Não é preciso muito esforço para perceber a importância que esse modelo de negócio tem tomado nos últimos anos. Em uma breve pesquisa pela web é possível achar desde sites com o foco na compra venda de moda second hand, até comunidades em redes sociais onde os usuários têm como objetivo principal o escambo de roupas e acessórios. Percebe-se assim que os novos modelos de negócios, gerados no contexto de uma indústria criativa tem tido um crescimento exponencial nos últimos anos, impulsionados pela classe criativa brasileira, que segundo Florida (2011) soma 18 milhões de pessoas, um pouco menos de 20% da força de trabalho total.
De acordo com Douglas (2004) “o desfrute do consumo físico é só uma parte do serviço prestado pelos bens: a outra parte é o desfrute do compartilhamento” (DOUGLAS, 2004, p. 124). Ou seja, o consumo frívolo, por si só não cumpre o papel de satisfazer totalmente o indivíduo, mas o compartilhamento de uma peça de vestuário traz consigo uma satisfação potencializada para esse neoconsumidor, nem sempre gerada pelo valor do objeto, mas pela história que este carrega consigo.
roupas são coisas que possuem história e significado e, além disso, objetos em geral têm o poder de estruturar e transformar relacionamentos/relações sociais. [...] roupas usadas passam por um processo de destaque ou de valorização no Ocidente a partir dos anos 1990, quando looks retrô ou vintage passam a ser valorizados.” (CORRÊA E DUBEUX 2015, p. 36, apud HANSEN, 1994)
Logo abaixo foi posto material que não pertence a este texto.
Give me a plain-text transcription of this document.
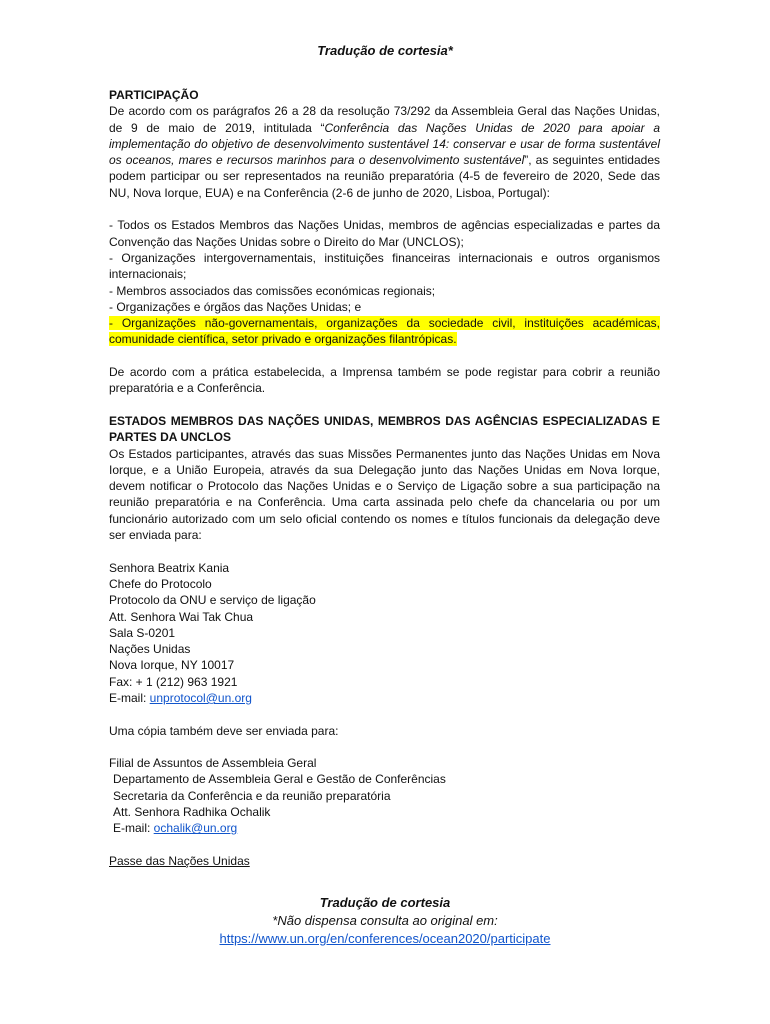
Tradução de cortesia*

PARTICIPAÇÃO

De acordo com os parágrafos 26 a 28 da resolução 73/292 da Assembleia Geral das Nações Unidas, de 9 de maio de 2019, intitulada “Conferência das Nações Unidas de 2020 para apoiar a implementação do objetivo de desenvolvimento sustentável 14: conservar e usar de forma sustentável os oceanos, mares e recursos marinhos para o desenvolvimento sustentável”, as seguintes entidades podem participar ou ser representados na reunião preparatória (4-5 de fevereiro de 2020, Sede das NU, Nova Iorque, EUA) e na Conferência (2-6 de junho de 2020, Lisboa, Portugal):

- Todos os Estados Membros das Nações Unidas, membros de agências especializadas e partes da Convenção das Nações Unidas sobre o Direito do Mar (UNCLOS);

- Organizações intergovernamentais, instituições financeiras internacionais e outros organismos internacionais;

- Membros associados das comissões económicas regionais;

- Organizações e órgãos das Nações Unidas; e

- Organizações não-governamentais, organizações da sociedade civil, instituições académicas, comunidade científica, setor privado e organizações filantrópicas.

De acordo com a prática estabelecida, a Imprensa também se pode registar para cobrir a reunião preparatória e a Conferência.

ESTADOS MEMBROS DAS NAÇÕES UNIDAS, MEMBROS DAS AGÊNCIAS ESPECIALIZADAS E PARTES DA UNCLOS

Os Estados participantes, através das suas Missões Permanentes junto das Nações Unidas em Nova Iorque, e a União Europeia, através da sua Delegação junto das Nações Unidas em Nova Iorque, devem notificar o Protocolo das Nações Unidas e o Serviço de Ligação sobre a sua participação na reunião preparatória e na Conferência. Uma carta assinada pelo chefe da chancelaria ou por um funcionário autorizado com um selo oficial contendo os nomes e títulos funcionais da delegação deve ser enviada para:

Senhora Beatrix Kania

Chefe do Protocolo

Protocolo da ONU e serviço de ligação

Att. Senhora Wai Tak Chua

Sala S-0201

Nações Unidas

Nova Iorque, NY 10017

Fax: + 1 (212) 963 1921

E-mail: unprotocol@un.org

Uma cópia também deve ser enviada para:

Filial de Assuntos de Assembleia Geral

Departamento de Assembleia Geral e Gestão de Conferências

Secretaria da Conferência e da reunião preparatória

Att. Senhora Radhika Ochalik

E-mail: ochalik@un.org

Passe das Nações Unidas

Tradução de cortesia
*Não dispensa consulta ao original em:
https://www.un.org/en/conferences/ocean2020/participate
Sendo assim, o consumidor de moda vintage ou retrô que surge nas últimas décadas, traz consigo uma motivação de compra ligada a antropologia do consumo à qual busca acentuar a dimensão cultural das práticas de consumo, sendo esse entendido como um processo sociocultural, o qual não envolve apenas o uso do produto, mas também a troca (CORRÊA E DUBEUX, 2015).   

 

O NOVO LUXO E AS MOTIVAÇÕES DE CONSUMO

De acordo com a visão de Passarelli (2010) o luxo pode ser entendido como “modo de vida caracterizado por grandes despesas supérfluas e pelo gosto da ostentação e do prazer” (PASSARELLI, p. 18, 2010), em outras palavras algo intimamente ligado ao desejo, e não a necessidades básicas. No tocante aos brechós o conceito de luxo, passou a ser associado há poucos anos, quando celebridades como Julia Roberts e Angelina Jolie tiveram aparições registradas em grandes eventos vestidas com artigos de segunda mão. O fato de grandes celebridades e influenciadores de moda aprovarem e praticarem o consumo de moda second hand dá início a desmistificação dos brechós, vistos até então como lojas voltadas apenas a caridade. Como consequência, vestidos de gala, roupas de grife e artigos de luxo de segunda mão começam a ser desejados pela população consumidora, já despida de seus antigos preconceitos.  
Por outro lado, é preciso ressaltar que esse tipo de comportamento de consumo passa a acontecer concomitantemente ao enfraquecimento da sociedade de consumo. Levando em conta que a Revolução Industrial no século XIX deu início a uma era do hiperconsumismo e o desejo pelo supérfluo. Com os produtos produzidos em série estocados e sem perspectiva de venda, surge a necessidade de plantar a semente do consumismo como a satisfação dos desejos pelo consumo de bens.
Pode-se caracterizar empiricamente a “sociedade de consumo” por diferentes traços: elevação do nível de vida, abundância das mercadorias e dos serviços, culto dos objetos e dos lazeres, moral hedonista e materialista, etc. (...) A sociedade centrada na expansão das necessidades é, antes de tudo, aquela que reordena a produção e o consumo de massa sob a lei da obsolescência, da sedução e da diversificação (...). (LIPOVETSKY, p.159, 1989).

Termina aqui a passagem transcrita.